Elf des Spieltags
Die Besenkammer wartet
Text: Dominik Bardow und Ron Ulrich Bild: Imago
Lukas Podolski wird »gebreakt« vom Karnevals-Präsi, Michael Preetz umarmt Friedhelm Funkel und Franz Beckenbauer teilt aus. Das hätte schon gereicht, doch die 11FREUNDE-Betriebself musste unbedingt noch einen draufsetzen.
Tor
Christoph Semmler
Anders als es der Name vermuten hatte Christoph Semmler bei Rot-Weiß Oberhausen keine Torchancen versemmelt, sondern bei der 3:5-Niederlage beim FC St. Pauli eine schlechte Figur im RWO-Tor abgegeben. Danach antwortete er niedergeschlagen im DSF auf die Frage, warum sein Team verloren habe: »Weil wir heute ohne Torwart gespielt haben.« Oooooooh.
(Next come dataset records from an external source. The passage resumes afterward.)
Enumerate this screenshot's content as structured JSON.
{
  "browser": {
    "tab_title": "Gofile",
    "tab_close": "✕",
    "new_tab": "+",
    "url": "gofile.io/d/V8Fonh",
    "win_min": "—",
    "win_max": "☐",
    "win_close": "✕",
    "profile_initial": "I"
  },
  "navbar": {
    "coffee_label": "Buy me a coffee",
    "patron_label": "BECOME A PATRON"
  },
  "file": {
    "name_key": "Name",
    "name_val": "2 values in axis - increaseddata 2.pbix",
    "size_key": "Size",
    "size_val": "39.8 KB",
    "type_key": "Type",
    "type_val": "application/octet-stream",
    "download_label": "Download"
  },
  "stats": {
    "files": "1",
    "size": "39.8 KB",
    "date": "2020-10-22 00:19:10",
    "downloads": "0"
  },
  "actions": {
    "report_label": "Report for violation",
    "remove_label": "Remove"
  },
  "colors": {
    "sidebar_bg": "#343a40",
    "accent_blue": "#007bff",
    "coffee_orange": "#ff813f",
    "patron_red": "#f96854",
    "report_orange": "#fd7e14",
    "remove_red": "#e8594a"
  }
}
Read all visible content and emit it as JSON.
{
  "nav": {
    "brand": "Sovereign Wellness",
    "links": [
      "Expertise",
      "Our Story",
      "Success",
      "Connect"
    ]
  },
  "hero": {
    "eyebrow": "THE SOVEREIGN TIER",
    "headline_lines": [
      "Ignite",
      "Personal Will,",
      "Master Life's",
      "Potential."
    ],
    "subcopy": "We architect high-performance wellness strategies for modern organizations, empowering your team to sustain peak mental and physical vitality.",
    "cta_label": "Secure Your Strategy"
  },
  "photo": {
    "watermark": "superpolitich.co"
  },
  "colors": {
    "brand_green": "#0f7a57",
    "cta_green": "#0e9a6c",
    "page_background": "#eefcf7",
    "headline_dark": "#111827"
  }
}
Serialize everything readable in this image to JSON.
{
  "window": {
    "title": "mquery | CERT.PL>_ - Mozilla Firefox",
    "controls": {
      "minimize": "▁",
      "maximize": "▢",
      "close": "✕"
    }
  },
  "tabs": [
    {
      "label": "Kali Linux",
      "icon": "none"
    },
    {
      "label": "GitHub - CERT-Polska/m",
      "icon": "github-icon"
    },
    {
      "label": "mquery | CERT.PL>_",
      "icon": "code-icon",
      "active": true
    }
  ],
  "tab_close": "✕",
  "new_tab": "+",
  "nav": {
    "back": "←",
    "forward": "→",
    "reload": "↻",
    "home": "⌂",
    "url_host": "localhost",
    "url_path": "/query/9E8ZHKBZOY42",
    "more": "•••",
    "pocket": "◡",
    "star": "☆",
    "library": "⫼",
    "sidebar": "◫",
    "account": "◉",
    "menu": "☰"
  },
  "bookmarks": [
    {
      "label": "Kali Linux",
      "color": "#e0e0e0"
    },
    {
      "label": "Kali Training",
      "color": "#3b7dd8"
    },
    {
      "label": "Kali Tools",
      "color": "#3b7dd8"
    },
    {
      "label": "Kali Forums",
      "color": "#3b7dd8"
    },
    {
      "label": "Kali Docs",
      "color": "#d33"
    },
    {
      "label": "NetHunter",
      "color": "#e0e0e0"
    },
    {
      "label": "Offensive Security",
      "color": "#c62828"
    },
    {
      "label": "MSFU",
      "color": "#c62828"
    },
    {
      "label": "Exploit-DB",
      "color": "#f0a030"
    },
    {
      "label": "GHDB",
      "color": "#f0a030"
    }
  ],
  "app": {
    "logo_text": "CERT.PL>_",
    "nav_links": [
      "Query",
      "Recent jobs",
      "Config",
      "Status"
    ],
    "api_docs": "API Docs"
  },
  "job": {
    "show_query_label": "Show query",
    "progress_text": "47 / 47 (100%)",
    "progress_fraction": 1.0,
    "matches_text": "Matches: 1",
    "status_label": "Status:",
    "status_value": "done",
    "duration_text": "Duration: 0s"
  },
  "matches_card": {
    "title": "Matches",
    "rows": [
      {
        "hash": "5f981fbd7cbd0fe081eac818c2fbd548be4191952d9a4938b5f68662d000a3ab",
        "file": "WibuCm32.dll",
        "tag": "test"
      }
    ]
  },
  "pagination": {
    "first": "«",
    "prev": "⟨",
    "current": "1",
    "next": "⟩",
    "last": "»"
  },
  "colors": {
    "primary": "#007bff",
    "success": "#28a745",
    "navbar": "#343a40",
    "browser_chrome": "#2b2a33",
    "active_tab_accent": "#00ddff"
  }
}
Mehr Herzschmerz geht nur bei Hertha (vgl. Preetz, Michael).
Abwehr
Bastian Reinhardt
Ohne Worte: Basti Reinhardts neueste Praktikantenkolumne »Basti Backstage« auf HSV.de:
»(über Schalke) Trotzdem gewinnen die und gewinnen... Was geht da ab? Es wird höchste Zeit, dass der DFB hier ermittelt. Aber die Herren haben gerade andere Sorgen. Die interessiert im Moment nur, wer wem an die Pfeife wollte. Mal wieder typisch. Da wartet die ganze Welt auf den ersten Fußballspieler, der sich outet, da preschen die Herren Unparteiischen wieder dreist vor. Streber!! Aber lassen wir das - und jedem seine Vorlieben. Bleibt nur zu hoffen, die anderen "Refs" halten sich in Zukunft zurück.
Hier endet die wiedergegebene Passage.